‘Concerned’: LSC seeks more answers about waste facility
The Livingstone Shire Council has requested more answers from the developer of a controversial waste management facility on Artillery Road at Ironpot.
KB Waste Group has plans to construct a new concrete crushing facility which will recycle construction and demolition waste and aims to contribute to the circular economy.
But residents are afraid of the impact of stormwater run-off polluting their only water sources, increased noise from the facility and estimated 251 daily vehicles on Artillery Road, and the amenity of the rural-zoned land.
Planning officer Jonathon Trevett-Lyall said during the Ordinary Meeting on May 18 that the development complied with all of the necessary benchmarks.
"The officer recommendation is to approve the development, subject to reasonable development conditions and infrastructure charges notice for the total of $33,403.30," Mr Trevett-Lyall said.
The development application was submitted on January 18 and there were 18 submissions received by the council during a 22-day notification period in March, with 17 being deemed to be properly made in accordance with the Planning Act 2016.
Councillor Andrea Friend asked where the catchment area for the water run-off was and Mr Trevett-Lyall said it was part of the reports provided.
Cr Friend also asked why there was no comprehensive noise report.
Mr Trevett-Lyall replied saying there was more incentive to provide these for more built-up areas.
The meeting heard 2.6ha of forest would need to be removed.
Given the development has already been granted an environmental authority by the Department of Environment and Science, mayor Andy Ireland asked if there was any way to override or object to them.
"So we have, as we understand it, these approvals being issued out of Brisbane with people who are unaware of our situation here," Cr Ireland said.
Mr Trevett-Lyall said it would be hard with the conditions provided, but it was possible to override the EA if it went against the council's planning scheme.

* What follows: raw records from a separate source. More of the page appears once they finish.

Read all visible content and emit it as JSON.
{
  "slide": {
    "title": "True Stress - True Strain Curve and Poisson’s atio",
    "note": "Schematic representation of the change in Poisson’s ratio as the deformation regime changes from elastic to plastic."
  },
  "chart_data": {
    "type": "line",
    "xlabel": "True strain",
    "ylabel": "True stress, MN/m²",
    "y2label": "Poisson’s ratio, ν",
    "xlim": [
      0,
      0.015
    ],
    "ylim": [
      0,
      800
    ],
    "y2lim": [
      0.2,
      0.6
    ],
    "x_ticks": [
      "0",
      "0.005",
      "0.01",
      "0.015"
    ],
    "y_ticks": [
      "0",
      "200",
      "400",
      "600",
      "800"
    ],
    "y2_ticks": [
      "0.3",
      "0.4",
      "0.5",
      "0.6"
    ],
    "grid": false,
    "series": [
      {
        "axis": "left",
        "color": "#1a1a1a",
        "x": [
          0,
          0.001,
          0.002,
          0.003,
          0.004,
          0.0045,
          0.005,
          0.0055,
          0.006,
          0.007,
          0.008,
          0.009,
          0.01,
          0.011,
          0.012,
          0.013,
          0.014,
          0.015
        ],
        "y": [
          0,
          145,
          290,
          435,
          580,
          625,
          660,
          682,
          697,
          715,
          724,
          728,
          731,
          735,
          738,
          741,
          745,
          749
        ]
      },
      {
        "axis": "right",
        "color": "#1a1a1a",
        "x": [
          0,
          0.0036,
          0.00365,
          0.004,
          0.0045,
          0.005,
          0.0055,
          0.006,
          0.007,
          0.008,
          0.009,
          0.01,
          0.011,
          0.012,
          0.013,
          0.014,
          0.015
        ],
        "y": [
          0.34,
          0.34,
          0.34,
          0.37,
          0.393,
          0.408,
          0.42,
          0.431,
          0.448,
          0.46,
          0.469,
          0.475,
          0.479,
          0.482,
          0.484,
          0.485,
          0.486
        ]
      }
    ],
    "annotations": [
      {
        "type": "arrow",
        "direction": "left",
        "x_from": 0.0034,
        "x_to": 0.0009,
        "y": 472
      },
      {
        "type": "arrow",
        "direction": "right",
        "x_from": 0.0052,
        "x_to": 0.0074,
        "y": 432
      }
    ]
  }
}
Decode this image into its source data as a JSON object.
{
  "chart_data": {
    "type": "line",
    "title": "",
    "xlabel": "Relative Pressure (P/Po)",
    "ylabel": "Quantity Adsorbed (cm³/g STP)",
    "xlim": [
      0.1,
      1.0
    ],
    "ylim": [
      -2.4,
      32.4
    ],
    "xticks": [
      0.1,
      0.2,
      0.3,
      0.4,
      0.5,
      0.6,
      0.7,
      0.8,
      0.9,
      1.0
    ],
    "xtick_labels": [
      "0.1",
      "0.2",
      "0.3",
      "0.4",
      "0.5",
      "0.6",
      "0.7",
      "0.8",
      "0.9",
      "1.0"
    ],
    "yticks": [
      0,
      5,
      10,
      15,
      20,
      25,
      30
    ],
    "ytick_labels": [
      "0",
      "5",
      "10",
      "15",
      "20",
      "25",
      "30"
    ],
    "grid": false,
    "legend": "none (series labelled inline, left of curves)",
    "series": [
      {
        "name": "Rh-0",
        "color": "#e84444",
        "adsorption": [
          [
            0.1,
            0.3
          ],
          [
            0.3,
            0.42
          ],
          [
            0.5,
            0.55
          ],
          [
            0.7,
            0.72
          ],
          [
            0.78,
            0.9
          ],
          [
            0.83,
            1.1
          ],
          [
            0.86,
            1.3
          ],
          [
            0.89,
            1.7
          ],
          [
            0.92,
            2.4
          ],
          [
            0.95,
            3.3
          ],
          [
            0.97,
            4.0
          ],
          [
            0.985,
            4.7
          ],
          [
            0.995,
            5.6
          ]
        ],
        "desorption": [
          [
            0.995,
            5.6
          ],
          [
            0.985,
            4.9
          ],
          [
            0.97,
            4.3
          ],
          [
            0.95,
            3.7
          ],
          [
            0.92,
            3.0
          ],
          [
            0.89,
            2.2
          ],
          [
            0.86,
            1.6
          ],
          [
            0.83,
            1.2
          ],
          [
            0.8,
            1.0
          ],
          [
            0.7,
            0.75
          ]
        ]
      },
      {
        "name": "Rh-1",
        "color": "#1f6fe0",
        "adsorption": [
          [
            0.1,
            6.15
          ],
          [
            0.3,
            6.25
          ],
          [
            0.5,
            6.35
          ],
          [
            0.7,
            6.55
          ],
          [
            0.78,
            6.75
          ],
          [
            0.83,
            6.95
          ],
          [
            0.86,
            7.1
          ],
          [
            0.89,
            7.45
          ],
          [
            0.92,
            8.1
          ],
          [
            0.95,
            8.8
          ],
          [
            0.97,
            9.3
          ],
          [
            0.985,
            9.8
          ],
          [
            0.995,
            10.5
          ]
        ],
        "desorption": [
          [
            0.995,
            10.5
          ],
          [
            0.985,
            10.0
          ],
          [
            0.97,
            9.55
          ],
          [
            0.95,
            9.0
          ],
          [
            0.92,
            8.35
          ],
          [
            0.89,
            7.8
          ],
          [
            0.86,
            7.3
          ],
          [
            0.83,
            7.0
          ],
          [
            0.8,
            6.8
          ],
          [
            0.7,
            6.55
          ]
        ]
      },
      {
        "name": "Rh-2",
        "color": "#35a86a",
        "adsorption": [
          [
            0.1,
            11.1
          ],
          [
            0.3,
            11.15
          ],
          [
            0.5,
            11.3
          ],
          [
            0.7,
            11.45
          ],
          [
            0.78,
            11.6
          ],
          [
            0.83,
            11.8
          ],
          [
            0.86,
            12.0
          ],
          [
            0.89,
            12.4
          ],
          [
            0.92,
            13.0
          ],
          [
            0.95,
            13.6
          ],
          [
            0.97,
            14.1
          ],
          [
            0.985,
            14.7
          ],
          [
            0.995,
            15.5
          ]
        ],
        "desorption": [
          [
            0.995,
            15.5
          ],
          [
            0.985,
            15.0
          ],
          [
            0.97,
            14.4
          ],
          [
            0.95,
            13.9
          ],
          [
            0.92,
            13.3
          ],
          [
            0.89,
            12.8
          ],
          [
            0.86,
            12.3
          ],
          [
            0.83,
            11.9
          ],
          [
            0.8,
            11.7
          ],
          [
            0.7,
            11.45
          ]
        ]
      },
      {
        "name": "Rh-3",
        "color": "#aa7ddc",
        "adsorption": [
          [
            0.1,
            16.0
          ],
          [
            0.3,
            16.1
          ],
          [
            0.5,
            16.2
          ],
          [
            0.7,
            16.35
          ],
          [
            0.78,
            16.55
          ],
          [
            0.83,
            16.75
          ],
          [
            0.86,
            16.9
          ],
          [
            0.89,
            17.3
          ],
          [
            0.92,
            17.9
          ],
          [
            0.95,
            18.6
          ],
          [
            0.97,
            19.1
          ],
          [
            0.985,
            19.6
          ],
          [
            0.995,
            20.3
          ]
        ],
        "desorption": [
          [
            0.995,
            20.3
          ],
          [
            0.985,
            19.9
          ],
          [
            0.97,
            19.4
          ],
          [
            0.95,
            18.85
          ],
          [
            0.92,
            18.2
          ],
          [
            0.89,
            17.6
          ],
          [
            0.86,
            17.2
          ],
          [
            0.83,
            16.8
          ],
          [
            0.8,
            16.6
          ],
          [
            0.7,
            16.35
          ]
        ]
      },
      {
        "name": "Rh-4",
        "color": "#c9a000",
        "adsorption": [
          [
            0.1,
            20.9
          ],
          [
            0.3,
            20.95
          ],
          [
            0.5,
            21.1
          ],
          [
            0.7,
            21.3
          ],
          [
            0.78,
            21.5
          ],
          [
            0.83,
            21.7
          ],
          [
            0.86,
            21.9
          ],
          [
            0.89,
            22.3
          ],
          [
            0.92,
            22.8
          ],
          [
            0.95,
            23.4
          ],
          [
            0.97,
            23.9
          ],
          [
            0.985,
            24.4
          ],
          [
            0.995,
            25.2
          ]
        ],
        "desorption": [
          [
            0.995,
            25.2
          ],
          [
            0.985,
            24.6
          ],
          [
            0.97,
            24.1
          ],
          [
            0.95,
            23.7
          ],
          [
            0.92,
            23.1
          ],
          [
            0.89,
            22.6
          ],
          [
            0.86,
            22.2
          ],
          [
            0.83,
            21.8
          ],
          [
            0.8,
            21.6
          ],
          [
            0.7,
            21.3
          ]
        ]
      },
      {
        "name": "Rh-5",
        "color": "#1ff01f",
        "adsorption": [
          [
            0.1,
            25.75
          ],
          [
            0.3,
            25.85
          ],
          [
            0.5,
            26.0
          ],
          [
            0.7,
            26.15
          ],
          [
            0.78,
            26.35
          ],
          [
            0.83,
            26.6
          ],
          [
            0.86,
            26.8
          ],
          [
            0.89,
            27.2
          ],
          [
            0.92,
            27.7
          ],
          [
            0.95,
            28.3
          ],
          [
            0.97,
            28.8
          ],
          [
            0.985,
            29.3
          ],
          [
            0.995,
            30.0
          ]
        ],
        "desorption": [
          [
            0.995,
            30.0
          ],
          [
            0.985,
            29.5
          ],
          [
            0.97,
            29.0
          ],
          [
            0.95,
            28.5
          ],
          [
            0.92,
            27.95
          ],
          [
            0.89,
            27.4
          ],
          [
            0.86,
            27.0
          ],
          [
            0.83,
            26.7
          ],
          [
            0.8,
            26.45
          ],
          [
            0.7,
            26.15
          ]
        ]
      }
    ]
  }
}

As to why the proposal was for medium-impact industry instead of heavy, the meeting heard it was a collective decision by the council officers and consultant.
Councillor Pat Eastwood said he was concerned about the hours of operation, currently set to be 7am to 6pm on weekdays.
He also asked whether approving this development in a rural area set a precedent and whether it would be harder to reject these proposals in the future.
"It doesn't make it harder to say no," Mr Trevett-Lyall replied.
He also said a lot of rural roads didn't have roads of 'higher order' and Artillery Road was able to handle more traffic than other rural roads.
Councillor Rhodes Watson said he visited the property and had concerns about noise impacts not being properly addressed.
"Properly adding something where we ask for information about sound, the noise... emissions, because it wasn't in the report and I believe that's a very important part of this," he said.
The meeting heard there was a potential for appeal if the development was rejected, with a report saying this would cause an unknown cost to the council.
Cr Ireland moved to request further information from the developer about stormwater run-off, noise and dust suppression.
But the meeting heard the applicant had no statutory obligation to provide such a response, and any further information provided would be in 'good faith'.
"I'm still extremely concerned about overland flow and the potential impacts on Hedlow Creek," he said.
"Talking to the neighbours, they tell me they have a dam behind their site which is 5ML, which fills up in a matter of hours."
He said the potential of contaminating the Hedlow Creek system was 'unacceptable'.
All councillors except for Cr Hutton voted to delay the motion.